MaTVLM addresses the inefficiency of transformer-only VLMs by hybridizing Mamba-2 with transformer decoder layers. It initializes Mamba-2 from attention and trains with a single-stage distillation against a pre-trained teacher, improving convergence and reducing compute. Empirically, MaTVLM achieves up to $3.6\times$ faster inference and $27.5\%$ lower GPU memory usage while maintaining competitive accuracy across benchmarks. This approach demonstrates a practical path to resource-efficient yet capable Vision-Language Models in real-world deployments.

Abstract

With the advancement of RNN models with linear complexity, the quadratic complexity challenge of transformers has the potential to be overcome.

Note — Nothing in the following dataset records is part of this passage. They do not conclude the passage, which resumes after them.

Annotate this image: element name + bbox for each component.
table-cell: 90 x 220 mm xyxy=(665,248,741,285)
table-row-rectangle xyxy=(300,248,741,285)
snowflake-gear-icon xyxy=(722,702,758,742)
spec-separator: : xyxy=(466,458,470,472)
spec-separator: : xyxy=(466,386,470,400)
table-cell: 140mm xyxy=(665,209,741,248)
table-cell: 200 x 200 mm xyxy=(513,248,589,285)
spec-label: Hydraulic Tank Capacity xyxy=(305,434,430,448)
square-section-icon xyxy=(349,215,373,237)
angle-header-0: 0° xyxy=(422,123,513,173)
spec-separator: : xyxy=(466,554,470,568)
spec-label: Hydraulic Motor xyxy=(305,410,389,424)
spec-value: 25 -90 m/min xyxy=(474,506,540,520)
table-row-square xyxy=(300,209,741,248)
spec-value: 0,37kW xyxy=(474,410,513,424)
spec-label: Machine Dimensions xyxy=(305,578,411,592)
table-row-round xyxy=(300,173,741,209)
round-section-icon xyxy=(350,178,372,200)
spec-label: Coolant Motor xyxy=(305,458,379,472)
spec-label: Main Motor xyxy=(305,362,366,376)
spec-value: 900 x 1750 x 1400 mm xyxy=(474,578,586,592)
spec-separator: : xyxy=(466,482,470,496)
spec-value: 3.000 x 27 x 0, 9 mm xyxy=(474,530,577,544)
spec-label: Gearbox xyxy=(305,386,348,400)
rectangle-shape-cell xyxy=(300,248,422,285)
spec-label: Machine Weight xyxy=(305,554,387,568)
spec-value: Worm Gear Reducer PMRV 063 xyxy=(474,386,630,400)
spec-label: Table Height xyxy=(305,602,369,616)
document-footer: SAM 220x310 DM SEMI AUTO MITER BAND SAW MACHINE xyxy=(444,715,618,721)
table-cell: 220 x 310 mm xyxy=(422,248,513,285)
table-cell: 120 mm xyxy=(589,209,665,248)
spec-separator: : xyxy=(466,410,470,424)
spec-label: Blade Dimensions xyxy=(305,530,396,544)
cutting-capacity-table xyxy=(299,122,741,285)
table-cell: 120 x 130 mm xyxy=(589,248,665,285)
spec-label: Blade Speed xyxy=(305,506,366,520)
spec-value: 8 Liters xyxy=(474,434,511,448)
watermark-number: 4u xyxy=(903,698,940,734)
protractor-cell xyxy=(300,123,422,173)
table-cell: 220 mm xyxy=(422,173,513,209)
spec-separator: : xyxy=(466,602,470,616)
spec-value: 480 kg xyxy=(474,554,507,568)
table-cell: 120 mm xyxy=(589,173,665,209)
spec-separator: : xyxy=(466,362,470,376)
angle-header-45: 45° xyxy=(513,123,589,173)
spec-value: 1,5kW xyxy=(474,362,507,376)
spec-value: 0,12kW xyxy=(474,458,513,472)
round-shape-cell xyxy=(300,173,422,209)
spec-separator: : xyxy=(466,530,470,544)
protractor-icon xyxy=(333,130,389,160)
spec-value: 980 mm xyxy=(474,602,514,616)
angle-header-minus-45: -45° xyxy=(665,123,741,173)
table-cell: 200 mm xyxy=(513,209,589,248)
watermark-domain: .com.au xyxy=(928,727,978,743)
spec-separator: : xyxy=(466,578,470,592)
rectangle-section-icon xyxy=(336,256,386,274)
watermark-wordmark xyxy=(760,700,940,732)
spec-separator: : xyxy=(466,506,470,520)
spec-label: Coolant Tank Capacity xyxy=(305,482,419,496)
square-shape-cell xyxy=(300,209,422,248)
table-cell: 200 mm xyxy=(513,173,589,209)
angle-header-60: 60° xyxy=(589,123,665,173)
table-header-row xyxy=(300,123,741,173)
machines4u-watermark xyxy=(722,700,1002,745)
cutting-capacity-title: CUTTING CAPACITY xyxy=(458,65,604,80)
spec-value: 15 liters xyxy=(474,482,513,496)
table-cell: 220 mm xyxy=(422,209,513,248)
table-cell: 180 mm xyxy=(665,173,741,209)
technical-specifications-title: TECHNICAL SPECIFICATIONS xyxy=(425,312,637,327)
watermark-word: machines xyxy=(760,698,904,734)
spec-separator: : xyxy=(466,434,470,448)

Notably, the emerging Mamba-2 has demonstrated competitive performance, bridging the gap between RNN models and transformers. However, due to sequential processing and vanishing gradients, RNN models struggle to capture long-range dependencies, limiting contextual understanding. This results in slow convergence, high resource demands, and poor performance on downstream understanding and complex reasoning tasks. In this work, we present a hybrid model MaTVLM by substituting a portion of the transformer decoder layers in a pre-trained VLM with Mamba-2 layers. Leveraging the inherent relationship between attention and Mamba-2, we initialize Mamba-2 with corresponding attention weights to accelerate convergence. Subsequently, we employ a single-stage distillation process, using the pre-trained VLM as the teacher model to transfer knowledge to the MaTVLM, further enhancing convergence speed and performance. Furthermore, we investigate the impact of differential distillation loss within our training framework. We evaluate the MaTVLM on multiple benchmarks, demonstrating competitive performance against the teacher model and existing VLMs while surpassing both Mamba-based VLMs and models of comparable parameter scales. Remarkably, the MaTVLM achieves up to 3.6x faster inference than the teacher model while reducing GPU memory consumption by 27.5%, all without compromising performance. Code and models are released at http://github.com/hustvl/MaTVLM.

Figures (3)

• Figure 1: Comprehensive comparison of our MaTVLM.(a) Performance comparison across multiple benchmarks. Our MaTVLM achieves competitive results with the teacher model TinyLLaVA, surpassing existing VLMs with similar parameter scales, as well as Mamba-based VLMs. (b) Speed Comparison of Token Throughput. Tokens generated per second for different token lengths. Our MaTVLM achieves a $3.6\times$ speedup compared to the teacher model TinyLLaVA. (c) GPU Memory Usage Comparison. A detailed comparison of memory usage during inference for different token lengths, highlighting the optimization advantages with a 27.5% reduction in usage for our MaTVLM over TinyLLaVA.
• Figure 2: The proposed MaTVLM integrates both Mamba-2 and transformer components. The model consists of a vision encoder, a connector, and a language model same as the base VLM. The language model is composed of both transformer decoder layers and Mamba-2 decoder layers, where Mamba-2 layers replace only attention in transformer layers, while the other components remain unchanged. The model is trained using a knowledge distillation approach, incorporating probability distribution and layer-wise distillation loss. During the distillation training, only Mamba-2 layers and the connector are trainable, while transformer layers remain fixed.
• Figure 3: We initialize certain weights of Mamba-2 from attention based on their correspondence. Specifically, the linear weights of $x, B, C$ in Mamba-2 are initialized from the linear weights of $V, K, Q$ in the attention mechanism. The remaining parameters, including $\Delta_t$ and $A$, are initialized randomly.